There is one disadvantage though, the time complexity of NMF topic modelling is polynomial [17]. It is an NP-hard problem, which means it is difficult to find an optimal solution [18]. This problem can be solved using Hierarchical Alternating Least Squares Algorithm for NMF (HALS–NMF) [18]. Another common practice to approach NP-hard problems is to use gradient descent [18].

5 Conclusion

BI has become essential to all sizes of organizations as everything has become digital and people are more aware about their surroundings and the variety of options present. The competition in the market is ever-increasing. In today’s world, to sustain in this market a company has to implement BI. BI is expected to grow exponentially in the future.

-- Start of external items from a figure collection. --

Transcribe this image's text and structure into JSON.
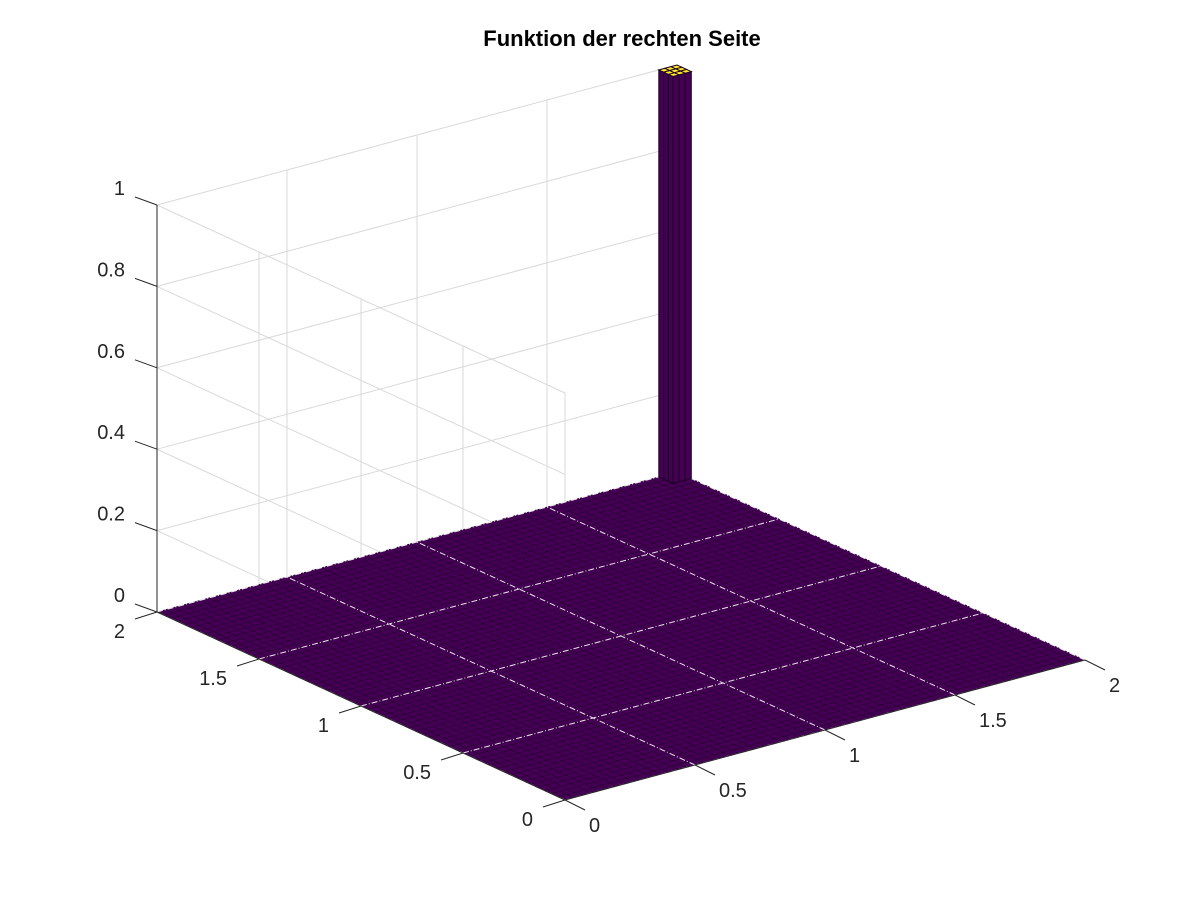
{
  "chart_data": {
    "type": "surface3d",
    "title": "Funktion der rechten Seite",
    "xlabel": "",
    "ylabel": "",
    "zlabel": "",
    "xlim": [
      0,
      2
    ],
    "ylim": [
      0,
      2
    ],
    "zlim": [
      0,
      1
    ],
    "xticks": [
      "0",
      "0.5",
      "1",
      "1.5",
      "2"
    ],
    "yticks": [
      "0",
      "0.5",
      "1",
      "1.5",
      "2"
    ],
    "zticks": [
      "0",
      "0.2",
      "0.4",
      "0.6",
      "0.8",
      "1"
    ],
    "grid": true,
    "colormap": "viridis",
    "colors": {
      "low": "#440154",
      "high": "#fde725"
    },
    "description_values": {
      "base_value": 0,
      "peak_value": 1,
      "peak_x_range": [
        1.93,
        2.0
      ],
      "peak_y_range": [
        1.93,
        2.0
      ]
    }
  }
}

We have proposed a method using which a platform (interface) can be created, where any organization can not only see customer reviews about their products but can also use, the analysis done and represented in a graphical format, to make important business strategies and improve their performance.

The method includes performing sentiment and thematic analysis on the reviews and extracting features from the themes generated. The organizations can use this platform to see which features are performing badly, why and what areas need more work. For example, from Fig. 9, it is clear that topic 6 is performing badly which is evident from the fact that among all the tweets about it, maximum tweets have a negative sentiment (blue colour). From Fig. 9, we observe that topic 6 represents the feature “service” or “customer service”. Hence, we can conclude that customers are not happy with the customer service and it needs more work.

Similarly, many different kinds of graphs can be created and different kinds of analysis can be done which will help the organizations understand customers’ needs and make changes accordingly.

Thus, business intelligence can be of great help to organizations and help facilitate their growth.